雨に強いウェット性能の良いスポーツタイヤの選び方とは?
ウェット性能の高いスポーツタイヤを選ぶためには、信頼できる専門家に相談するのが一番ですが、誰でも簡単にできて、大きく失敗することの少ない選択方法として挙げられるのが、タイヤのグレーディングシステムを利用することです。このグレーディングシステムと言うのは、ユーザーへ適切な情報を提供するために、JATMA(一般社団法人日本自動車タイヤ協会)が、2010年から業界自主基準として策定しているタイヤの等級制度です。主に低燃費タイヤの性能表示のために使われていますが、「転がり抵抗性能」と「ウェットグリップ性能」の二つを表示することになっています。現在では、低燃費タイヤだけでなくスポーツタイヤにも表示されているものがあり、それを活用することです(表示していないブランド、メーカーもあります)。このグレーディングシステムによる性能表示は、すべてのメーカーが同じ基準を用いて測定しているため、タイヤを選ぶ際の判断基準とすることができます。

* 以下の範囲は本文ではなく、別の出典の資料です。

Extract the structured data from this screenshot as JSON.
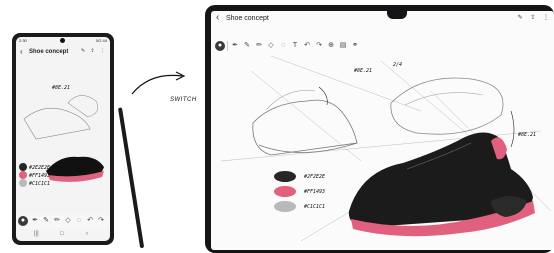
{
  "phone": {
    "status_time": "2:30",
    "status_right": "5G 44",
    "title": "Shoe concept",
    "back_icon": "chevron-left-icon",
    "header_icons": [
      "pen-mode-icon",
      "share-icon",
      "more-icon"
    ],
    "color_labels": [
      "#2E2E2E",
      "#FF1493",
      "#C1C1C1"
    ],
    "annotation_labels": [
      "#8E.21"
    ],
    "nav_icons": [
      "recent-apps-icon",
      "home-icon",
      "back-icon"
    ]
  },
  "switch_text": "SWITCH",
  "tablet": {
    "title": "Shoe concept",
    "header_icons": [
      "pen-mode-icon",
      "share-icon",
      "more-icon"
    ],
    "toolbar_icons": [
      "pen-tool-icon",
      "fountain-pen-icon",
      "marker-icon",
      "pencil-icon",
      "eraser-icon",
      "lasso-icon",
      "text-icon",
      "undo-icon",
      "redo-icon",
      "insert-icon",
      "shape-icon",
      "more-tools-icon"
    ],
    "annotation_labels": [
      "#8E.21",
      "2/4",
      "#8E.21"
    ],
    "color_swatches": [
      {
        "hex": "#262626",
        "label": "#2F2E2E"
      },
      {
        "hex": "#e0607e",
        "label": "#FF1493"
      },
      {
        "hex": "#b9b9b9",
        "label": "#C1C1C1"
      }
    ]
  }
}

スポーツタイヤを履いて、キビキビとシャープな運転をするのは、車の楽しみ方のひとつでもあり、高いグリップ性能から安全走行にも繋がるタイヤです。しかしながら、ドライ性能に特化したタイヤを選択するのか、また日常のスポーティな走行を重視して、ウェット性能にも優れたスポーツタイヤを選ぶのか、自分の走行パターンや用途に合わせてスポーツタイヤを選択する必要があります。